Corzine, Pascrell Join Head Start Families to Preserve Program
Lawmakers say current proposals gut the successful program
Paterson - U.S. Senator Jon S. Corzine (D-NJ) and U.S. Rep. Bill Pascrell, Jr. (D-NJ-8th) today joined with Head Start Administrators, parents, and children to praise the success of the program and warn of the devastating effects pending legislation will have on the program. The Senator and the Congressman were joined by Cecile Dickey, Executive Director of Concerned Parents for Head Start in Paterson and Maxim Thorne, Executive Director of the New Jersey Head Start Association. Ms. Dickey and Mr. Thorne echoed the lawmakers concerns that the program would suffer if proposed changes become a reality.
On July 25, 2003, the U.S. House of Representatives voted on H.R. 2210 "School Readiness Act of 2003," the Republican supported reauthorization of Head Start. The measure passed by one vote along strictly party lines.
Pascrell and House Democrats did not support the bill because it dismantles Head Start with an eight state block grant pilot program that waives all quality federal standards; repeals civil rights/employment discrimination protections; leaves 40% of eligible children unserved because of a lack of funding; decreases funding for teacher training and curriculum from 2% to 1%; and provides no money to improve teacher quality.
The bill has been referred to the Senate Committee on Health, Education, Labor, and Pensions and will be debated on this fall. Senator Judd Gregg (NH), chairman of the committee, stated the pilot program, which would allow eight states to take over local Head Start Centers, will not be included in the mark-up. However, the pilot program will be offered as an amendment to the bill and debated on the Senate floor. The Senate must act quickly because the authorization for the Head Start program expires on October 1, 2003.
"We should be building on the success of Head Start, not tearing it down. We should be increasing funding to expand the number of eligible kids in the program -- not handing it over to cash-strapped states. A great program should be made greater," stated Senator Corzine.
More than 16,000 children are enrolled in Head Start programs throughout New Jersey, according to the NJ Head Start Association. Nationwide, the Republican proposal would leave 40% of eligible children on waiting lists.
"If we turn Head Start into a state block grant, it is another unfunded mandate waiting to happen.

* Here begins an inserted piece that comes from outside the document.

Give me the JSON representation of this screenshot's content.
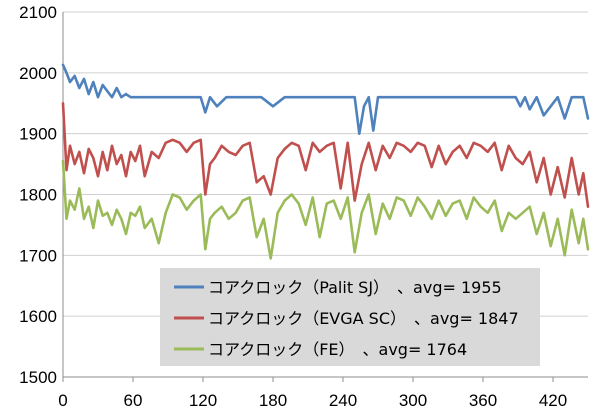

Similar to the No Child Left Behind Act, states will be left without adequate funding to meet the program's goals," noted Pascrell. "Additionally, states would have the opportunity to funnel money out of the Head Start program. We all know this sort of skimming happens too often, particularly with the financial crisis most states are currently facing. This legislation sets a model federal program up for failure."
The President claims to want to improve coordination, strengthen pre-literacy and math schools and improve accountability, but by turning Head Start into a block grant program, Head Start's guaranteed services to children could be threatened. States with Pre-K programs that would take over the program do not focus on the family-child connection that Head Start understands is so critical to a child's development.
The Administration backed proposal that passed the House would end federal reviews that are now undertaken every three years to ensure quality, and the bill does not establish minimal standards for the states to use to evaluate programs. It provides no additional funds to meet a proposed requirement that all newly-hired Head Start teachers have at least an associate's degree within three years and that half have a bachelor's degree by 2008. This lack of funding will leave the program without enough eligible teachers to serve the children.